The bacteria that causes the disease legionella is found in the water and in the ground in very small quantities. This bacteria is more likely to multiply when it is in water than has a temperature of between 25 and 55 degrees Celsius that is stagnant for a long period of time. Having a strong flow to the water will prevent the growth of the bacteria, but if the flow is not constant throughout the entire system then it could become stagnant in particular spots (called “dead corners”) where growth could occur.

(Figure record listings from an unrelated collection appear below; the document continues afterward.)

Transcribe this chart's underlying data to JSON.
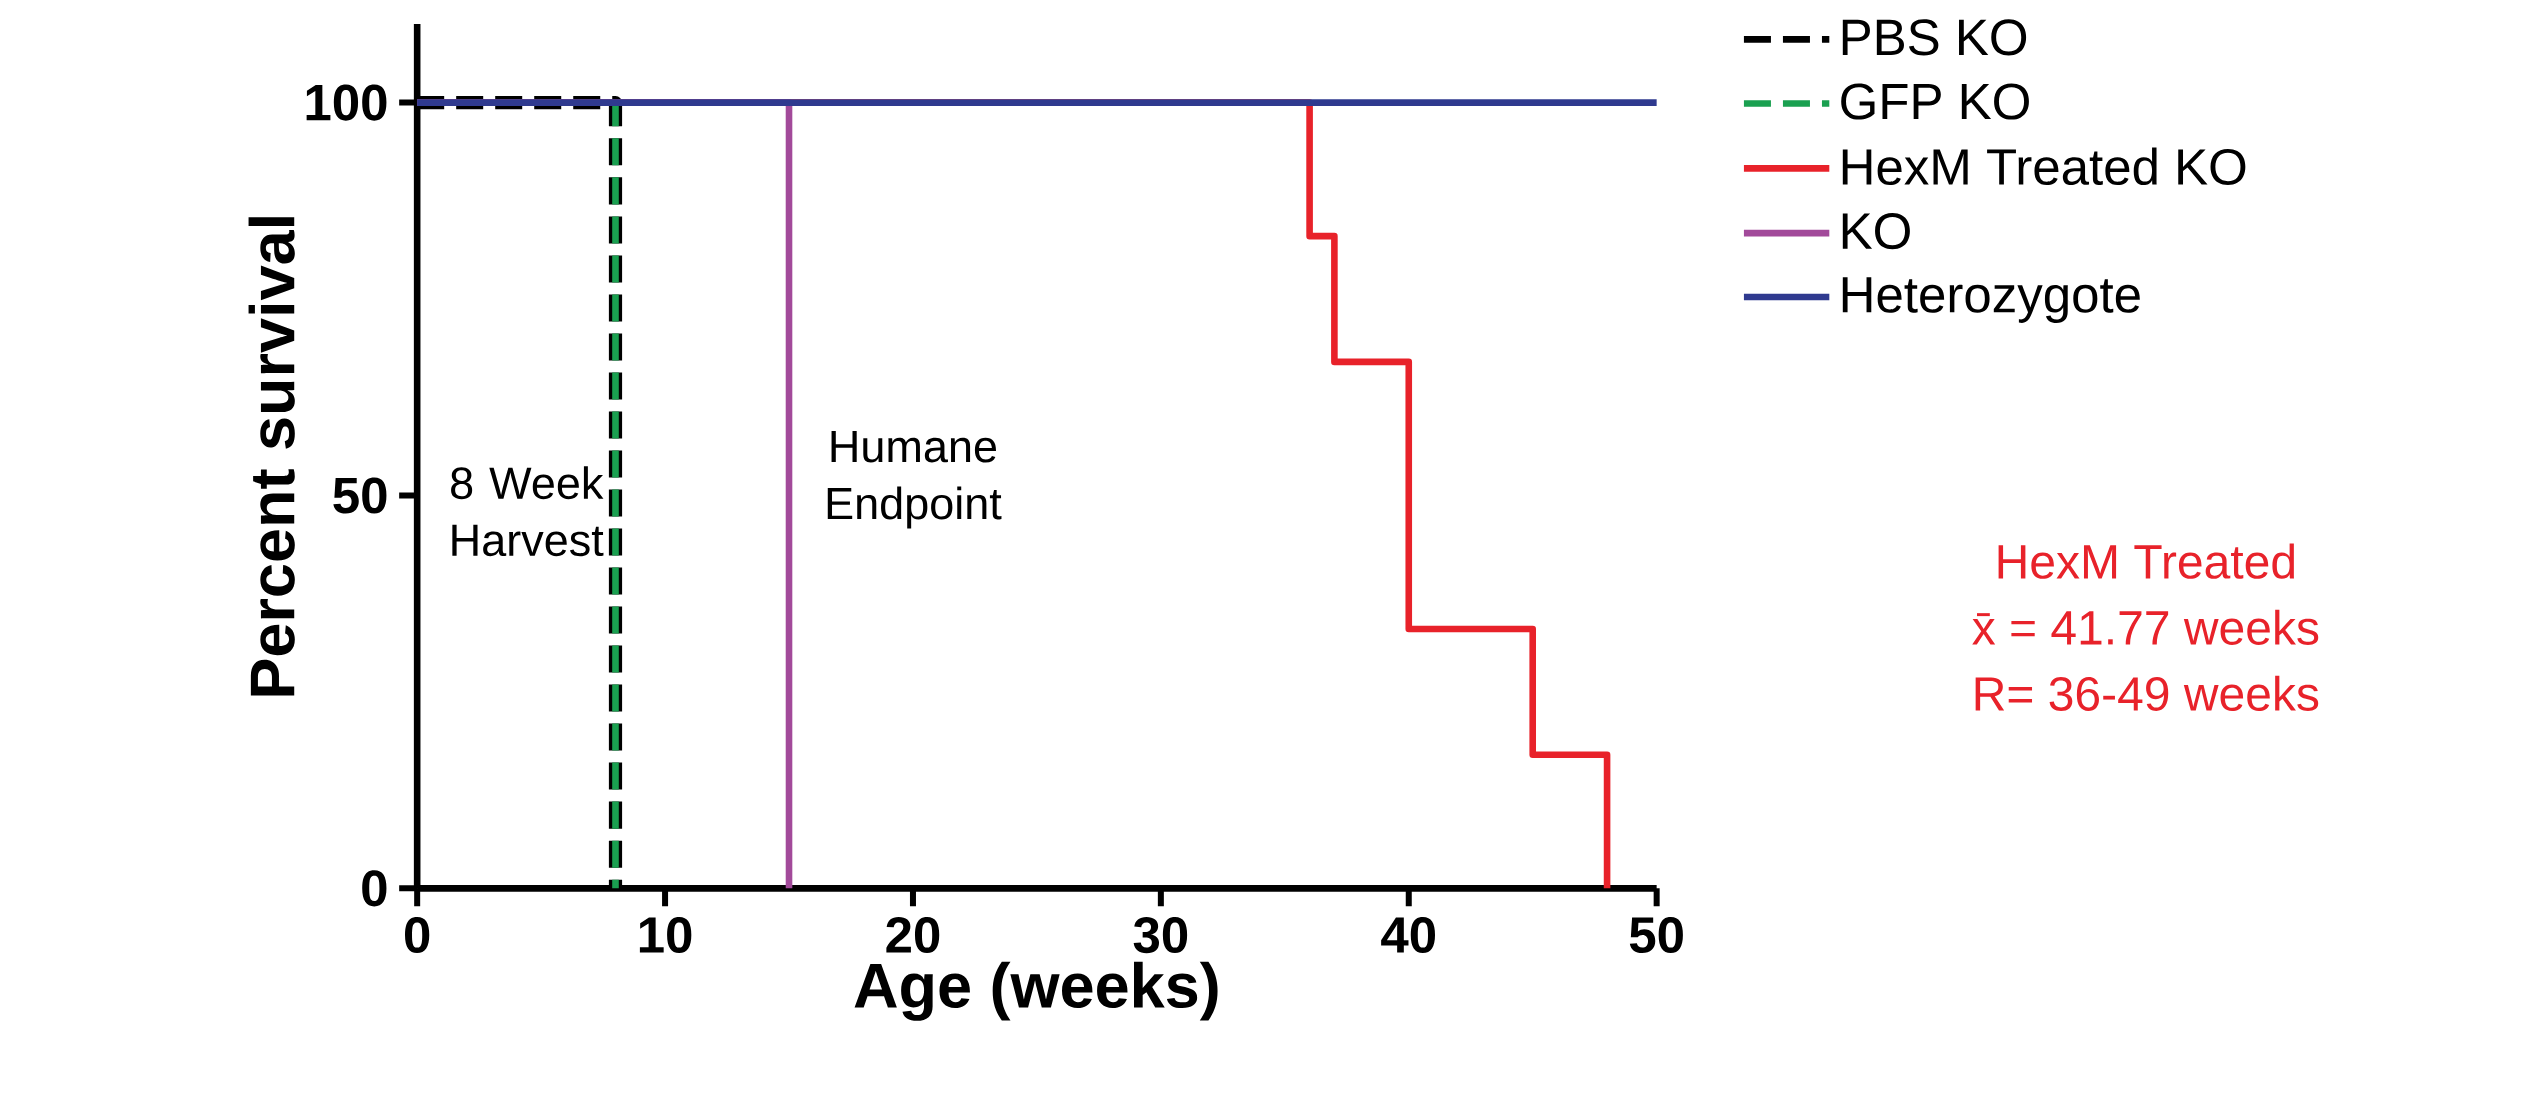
{
  "chart_data": {
    "type": "step",
    "xlabel": "Age (weeks)",
    "ylabel": "Percent survival",
    "xlim": [
      0,
      50
    ],
    "ylim": [
      0,
      110
    ],
    "xticks": [
      0,
      10,
      20,
      30,
      40,
      50
    ],
    "yticks": [
      0,
      50,
      100
    ],
    "legend": "right",
    "grid": false,
    "series": [
      {
        "name": "PBS KO",
        "color": "#000000",
        "line_style": "dashed",
        "x": [
          0,
          8
        ],
        "values": [
          100,
          0
        ]
      },
      {
        "name": "GFP KO",
        "color": "#1aa050",
        "line_style": "dashed",
        "x": [
          0,
          8
        ],
        "values": [
          100,
          0
        ]
      },
      {
        "name": "HexM Treated KO",
        "color": "#e8222a",
        "line_style": "solid",
        "x": [
          0,
          36,
          37,
          40,
          45,
          48
        ],
        "values": [
          100,
          83,
          67,
          33,
          17,
          0
        ]
      },
      {
        "name": "KO",
        "color": "#a24a9a",
        "line_style": "solid",
        "x": [
          0,
          15
        ],
        "values": [
          100,
          0
        ]
      },
      {
        "name": "Heterozygote",
        "color": "#2f3a8f",
        "line_style": "solid",
        "x": [
          0,
          50
        ],
        "values": [
          100,
          100
        ]
      }
    ],
    "annotations": [
      "8 Week Harvest",
      "Humane Endpoint",
      "HexM Treated",
      "x̄ = 41.77 weeks",
      "R= 36-49 weeks"
    ]
  }
}
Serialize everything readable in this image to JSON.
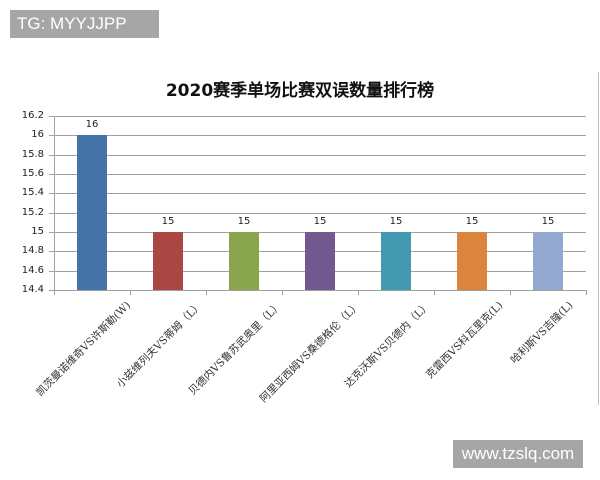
{
  "watermarks": {
    "top": "TG: MYYJJPP",
    "bottom": "www.tzslq.com"
  },
  "chart_data": {
    "type": "bar",
    "title": "2020赛季单场比赛双误数量排行榜",
    "xlabel": "",
    "ylabel": "",
    "ylim": [
      14.4,
      16.2
    ],
    "yticks": [
      "16.2",
      "16",
      "15.8",
      "15.6",
      "15.4",
      "15.2",
      "15",
      "14.8",
      "14.6",
      "14.4"
    ],
    "grid": true,
    "legend": null,
    "categories": [
      "凯茨曼诺维奇VS许斯勒(W)",
      "小兹维列夫VS蒂姆（L）",
      "贝德内VS鲁苏武奥里（L）",
      "阿里亚西姆VS桑德格伦（L）",
      "达克沃斯VS贝德内（L）",
      "克雷西VS科瓦里克(L)",
      "哈利斯VS吉隆(L)"
    ],
    "values": [
      16,
      15,
      15,
      15,
      15,
      15,
      15
    ],
    "data_labels": [
      "16",
      "15",
      "15",
      "15",
      "15",
      "15",
      "15"
    ],
    "colors": [
      "#4572a7",
      "#aa4643",
      "#89a54e",
      "#71588f",
      "#4198af",
      "#db843d",
      "#93a9cf"
    ]
  }
}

How to Prevent Legionella Growth

One of the most effective ways to control the risk of Legionella is with the water temperature. Water services should be operated at temperatures that will prevent the growth of Legionella. If water is being stored in hot water storage cylinders, it should be stored at 60 degrees Celsius or higher. Hot water should always be distributed at 50 degrees Celsius of higher, with thermostatic mixer valves at the outlets to protect against a scald risk. Cold water should always be kept and distributed at below 20 degrees Celsius. The water system should always be kept, checked, inspected and cleaned by a competent person on a regular basis. It is also important to remove the risk of stagnant water gathering within the pipe work. For example, there should be no dead ends in the pipe work and all infrequently used outlets such as taps and showerheads should be flushed out at least weekly. Shower heads should be cleaned out to make sure that water is not trapped inside. Samples can be taken and tested for Legionella periodically. The frequency with which these samples are taken will be determined by your Legionella Risk Assessment.